We didn't have snowshoes, coats, skis, none of the things that would take us swiftly to the valley, to school, or to church. And that pile of food, as high as it looked now, would disappear soon enough. What then?
Pa stood near his truck, staring at us in turn, at all but me. It hurt that even now he couldn't bring himself to meet my eyes.
"Take care," he said, and disappeared in the dark.
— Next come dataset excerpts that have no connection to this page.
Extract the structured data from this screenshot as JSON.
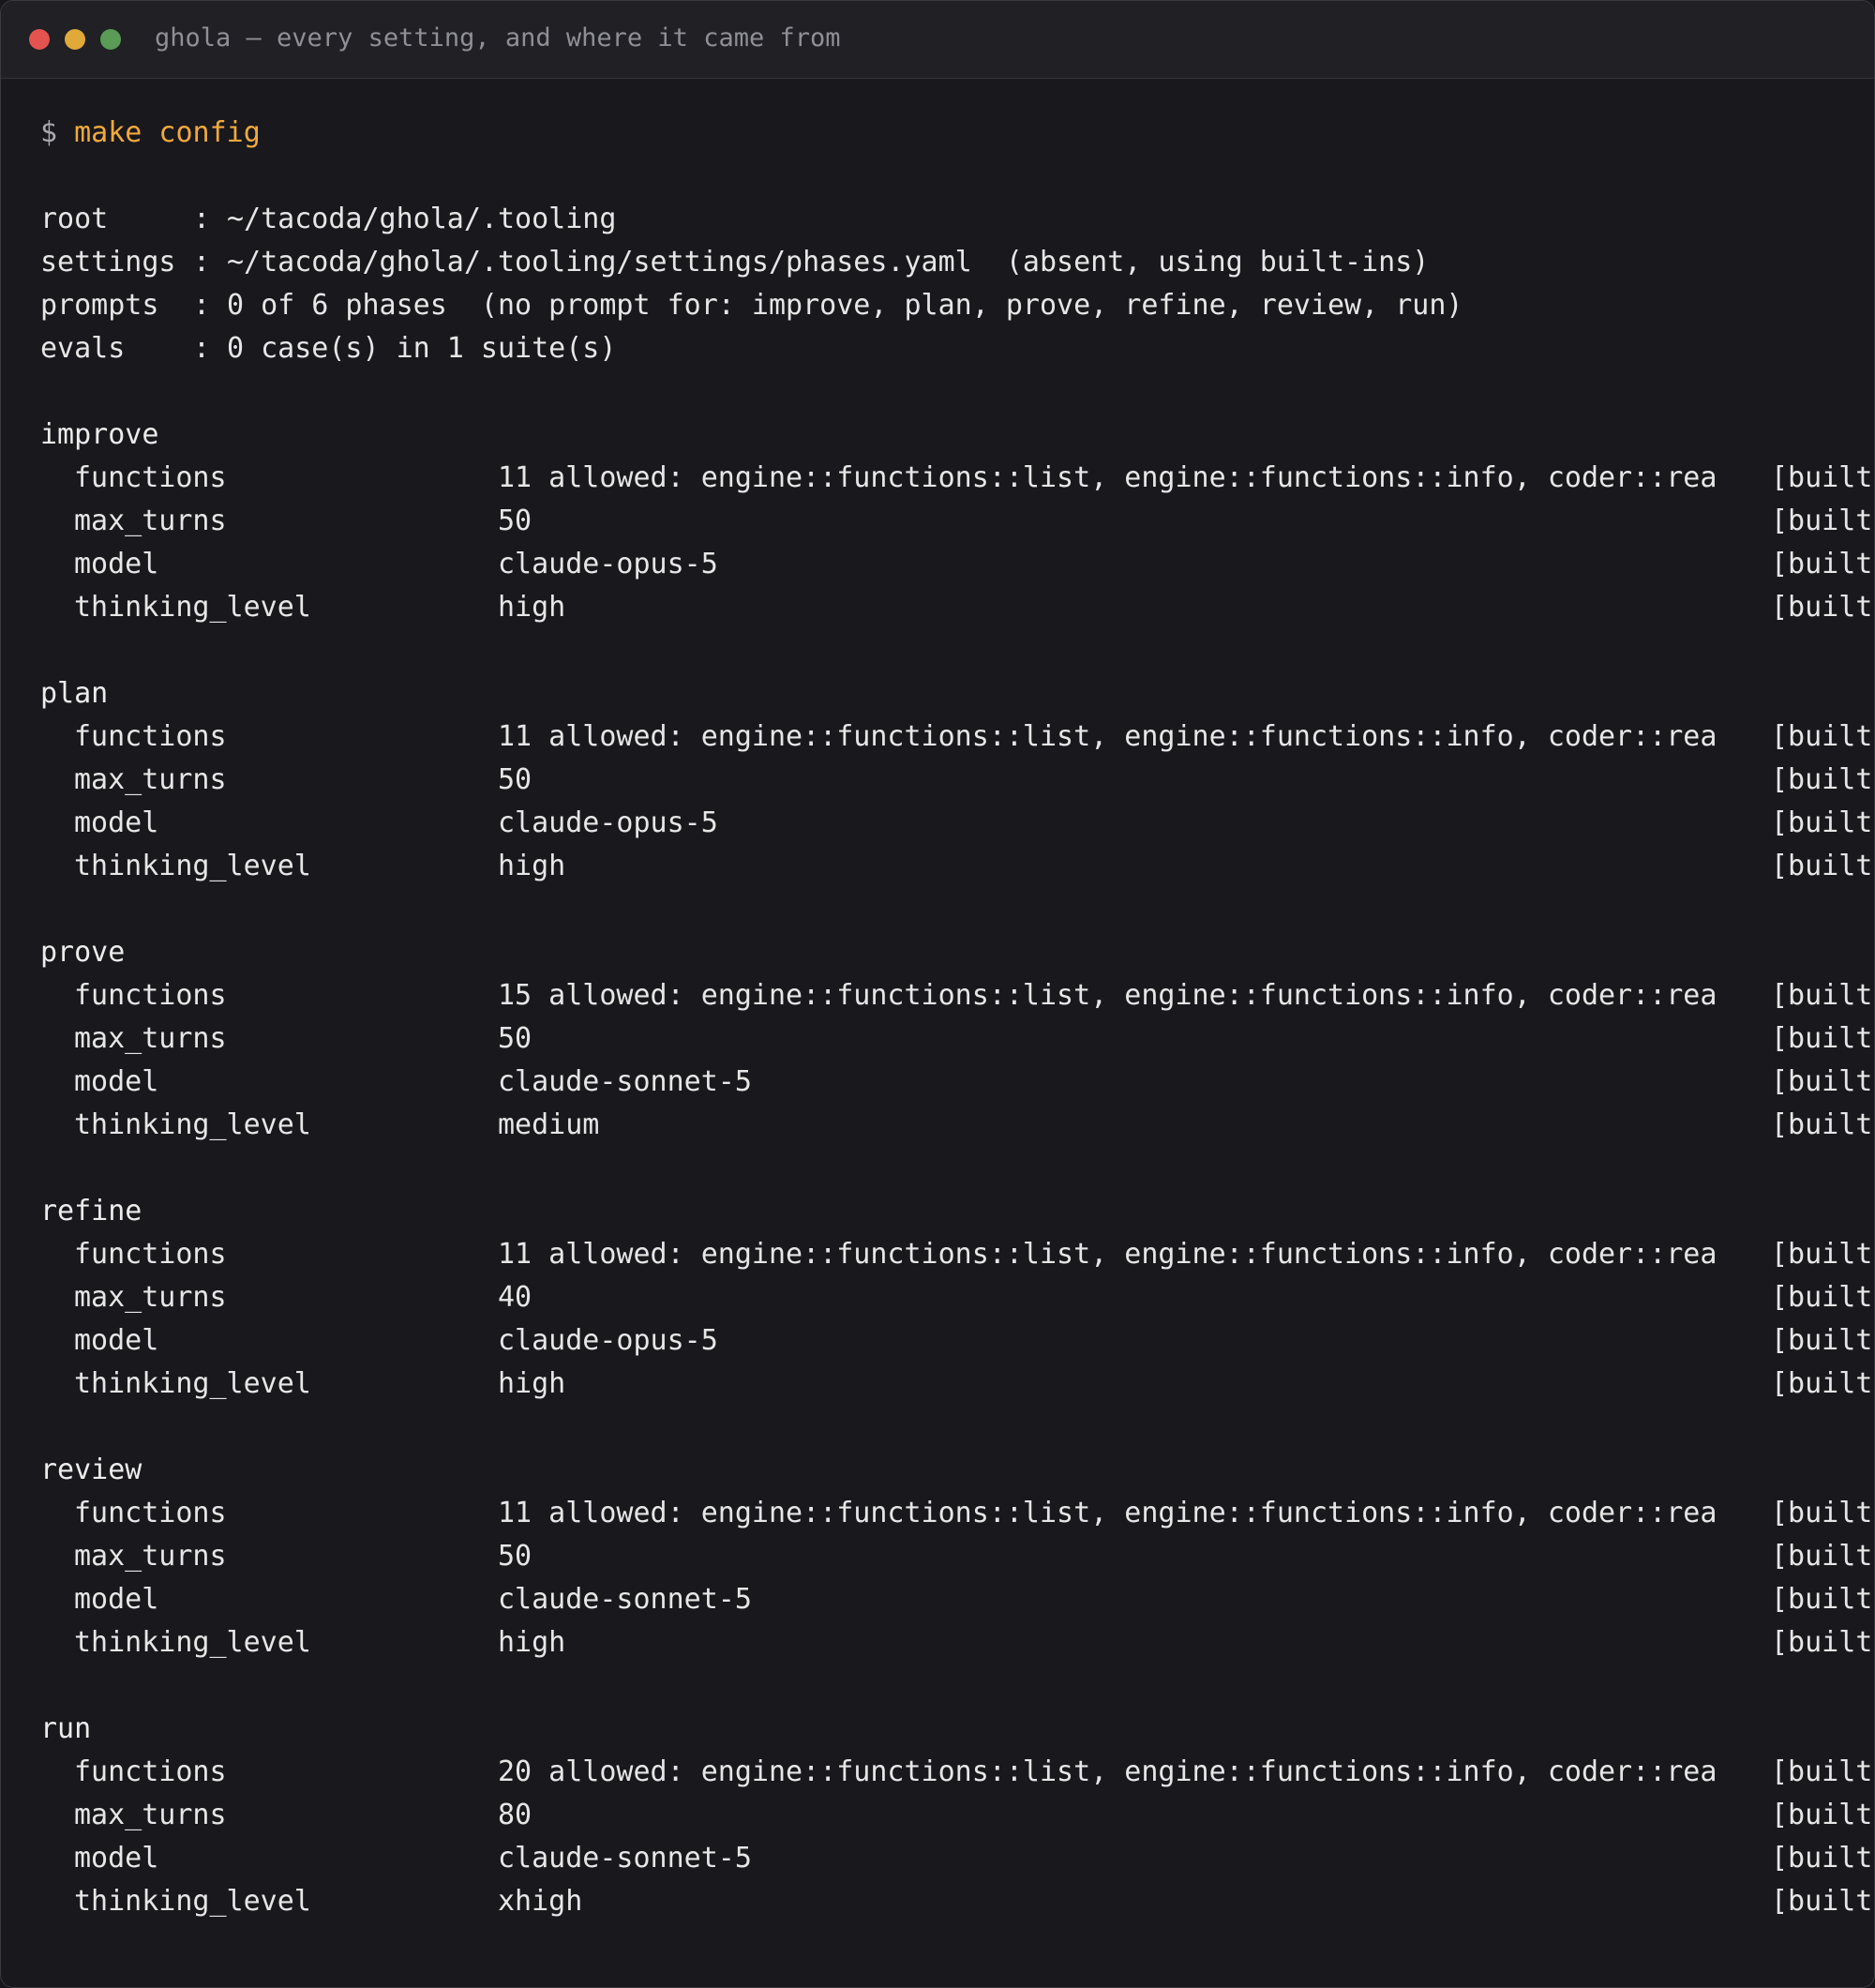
{
  "window": {
    "title": "ghola — every setting, and where it came from"
  },
  "terminal": {
    "prompt": "$",
    "command": "make config",
    "meta": [
      {
        "key": "root",
        "sep": ":",
        "value": "~/tacoda/ghola/.tooling"
      },
      {
        "key": "settings",
        "sep": ":",
        "value": "~/tacoda/ghola/.tooling/settings/phases.yaml  (absent, using built-ins)"
      },
      {
        "key": "prompts",
        "sep": ":",
        "value": "0 of 6 phases  (no prompt for: improve, plan, prove, refine, review, run)"
      },
      {
        "key": "evals",
        "sep": ":",
        "value": "0 case(s) in 1 suite(s)"
      }
    ],
    "phases": [
      {
        "name": "improve",
        "rows": [
          {
            "key": "functions",
            "value": "11 allowed: engine::functions::list, engine::functions::info, coder::rea",
            "source": "[built-"
          },
          {
            "key": "max_turns",
            "value": "50",
            "source": "[built-"
          },
          {
            "key": "model",
            "value": "claude-opus-5",
            "source": "[built-"
          },
          {
            "key": "thinking_level",
            "value": "high",
            "source": "[built-"
          }
        ]
      },
      {
        "name": "plan",
        "rows": [
          {
            "key": "functions",
            "value": "11 allowed: engine::functions::list, engine::functions::info, coder::rea",
            "source": "[built-"
          },
          {
            "key": "max_turns",
            "value": "50",
            "source": "[built-"
          },
          {
            "key": "model",
            "value": "claude-opus-5",
            "source": "[built-"
          },
          {
            "key": "thinking_level",
            "value": "high",
            "source": "[built-"
          }
        ]
      },
      {
        "name": "prove",
        "rows": [
          {
            "key": "functions",
            "value": "15 allowed: engine::functions::list, engine::functions::info, coder::rea",
            "source": "[built-"
          },
          {
            "key": "max_turns",
            "value": "50",
            "source": "[built-"
          },
          {
            "key": "model",
            "value": "claude-sonnet-5",
            "source": "[built-"
          },
          {
            "key": "thinking_level",
            "value": "medium",
            "source": "[built-"
          }
        ]
      },
      {
        "name": "refine",
        "rows": [
          {
            "key": "functions",
            "value": "11 allowed: engine::functions::list, engine::functions::info, coder::rea",
            "source": "[built-"
          },
          {
            "key": "max_turns",
            "value": "40",
            "source": "[built-"
          },
          {
            "key": "model",
            "value": "claude-opus-5",
            "source": "[built-"
          },
          {
            "key": "thinking_level",
            "value": "high",
            "source": "[built-"
          }
        ]
      },
      {
        "name": "review",
        "rows": [
          {
            "key": "functions",
            "value": "11 allowed: engine::functions::list, engine::functions::info, coder::rea",
            "source": "[built-"
          },
          {
            "key": "max_turns",
            "value": "50",
            "source": "[built-"
          },
          {
            "key": "model",
            "value": "claude-sonnet-5",
            "source": "[built-"
          },
          {
            "key": "thinking_level",
            "value": "high",
            "source": "[built-"
          }
        ]
      },
      {
        "name": "run",
        "rows": [
          {
            "key": "functions",
            "value": "20 allowed: engine::functions::list, engine::functions::info, coder::rea",
            "source": "[built-"
          },
          {
            "key": "max_turns",
            "value": "80",
            "source": "[built-"
          },
          {
            "key": "model",
            "value": "claude-sonnet-5",
            "source": "[built-"
          },
          {
            "key": "thinking_level",
            "value": "xhigh",
            "source": "[built-"
          }
        ]
      }
    ]
  }
}
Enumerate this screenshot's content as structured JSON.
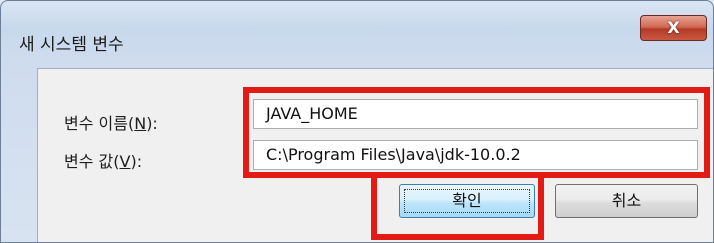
{
  "dialog": {
    "title": "새 시스템 변수",
    "close_glyph": "X"
  },
  "form": {
    "name_label_prefix": "변수 이름(",
    "name_label_key": "N",
    "name_label_suffix": "):",
    "name_value": "JAVA_HOME",
    "value_label_prefix": "변수 값(",
    "value_label_key": "V",
    "value_label_suffix": "):",
    "value_value": "C:\\Program Files\\Java\\jdk-10.0.2"
  },
  "buttons": {
    "ok_label": "확인",
    "cancel_label": "취소"
  },
  "colors": {
    "highlight": "#e21b14",
    "close_button": "#c95a43"
  }
}
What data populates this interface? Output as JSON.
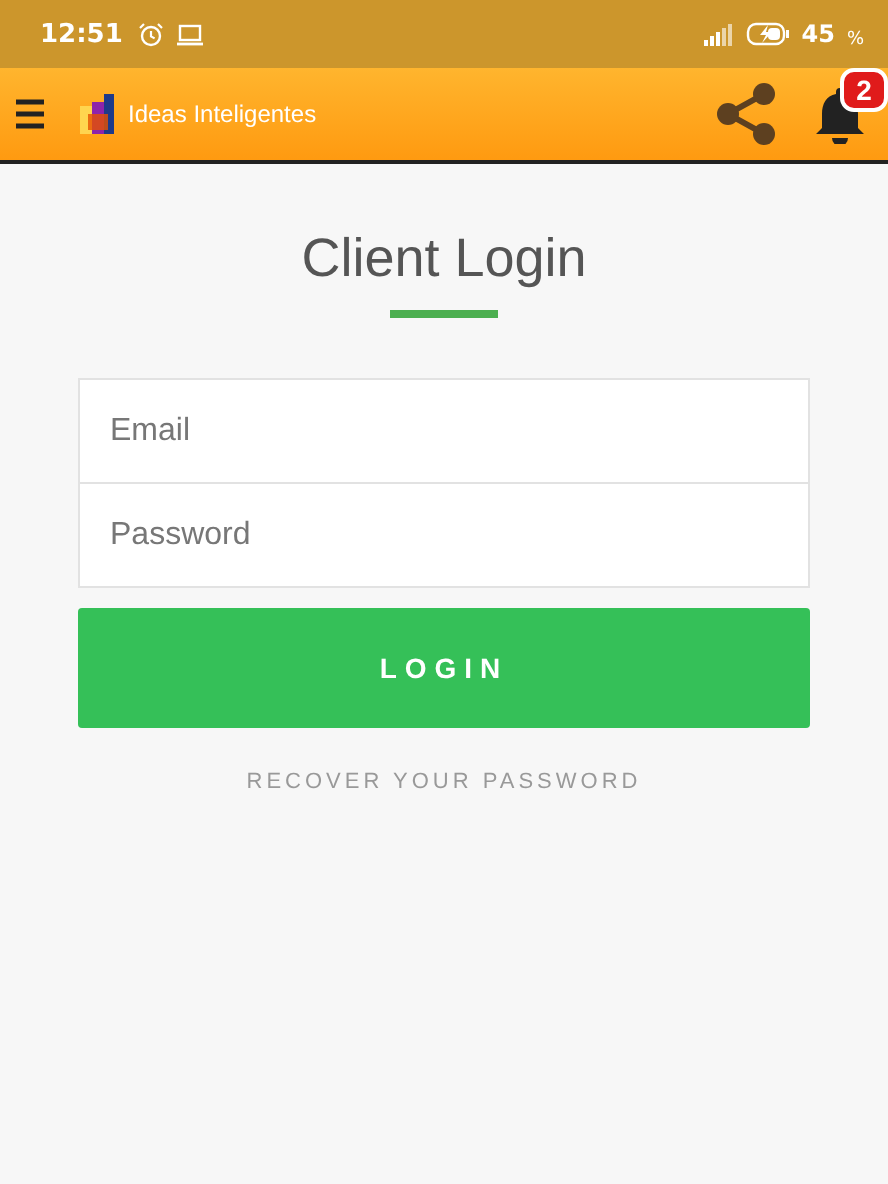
{
  "status_bar": {
    "time": "12:51",
    "battery": "45",
    "percent_sign": "%"
  },
  "app_bar": {
    "title": "Ideas Inteligentes",
    "notification_count": "2"
  },
  "login": {
    "title": "Client Login",
    "fields": [
      {
        "placeholder": "Email"
      },
      {
        "placeholder": "Password"
      }
    ],
    "button": "LOGIN",
    "recover_link": "RECOVER YOUR PASSWORD"
  }
}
We heard the roar of his old truck as it took off and sped down the dark trails to wherever it was that he went.
As Sarah would have done, I did, too. I set about putting things away, not a tear in my eye, my lips set in a thin grim line as I faced up to the responsibilities of running this cabin until Pa came home again.
eight Squalor And Splendor
. FOR A BRIEF AND WONDERFUL MOMENT BEFORE PA stalked out into the night, leaving us alone again, hope had lit up all our hearts, lifted us high only to plunge us into even deeper despair once he was gone, and we were, again, left alone.
Snagged in our nightmare, we stood in a tight group and listened to the lonely night sounds when we could no longer hear his truck driving away. We had food on the table to show he'd cared a little, if not enough. I damned him for not staying, damned him for a thousand reasons.
I stared at the table covered with what he'd brought, and though it seemed a great deal--would it last until he came back again?
Out into our primitive wooden box on the porch that served us well enough as a refrigerator during the winters we put what meat we wouldn't use today. In some ways it was a blessing this was winter and not summer when we'd have to gobble down everything before it spoiled in the heat. When Granny was alive, with Sarah and Pa, there had been nine of us, and there was never enough left to spoil.
I didn't realize until later that Pa had come on Thanksgiving Day to bring us our Thanksgiving Day dinner.
Hunger dictated our menus. Only too soon all that Pa had brought to last until he came again dwindled down to nothing but beans, peas, and the eternal staple of our lives, biscuits and gravy.
The howling wind added nothing to our happiness, nor did the cold that kept us all huddled around Ole Smokey. Hours and hours Tom and I spent in the yard chopping wood, felling small trees, and searching to find dead branches broken off during windstorms.
Life in the cabin flipped backward into that same familiar nightmare that even the brightest morning light couldn't dispel. I stopped hearing the early-morning birdsongs (those few brave birds that dared to stay), stopped watching the glory of winter sunsets. No time to linger out of doors when we might catch our deaths, and there'd be no one wise enough to make us well again. No time to linger near a window where it was drafty. Only too much time to crowd near the fire and think bitter thoughts.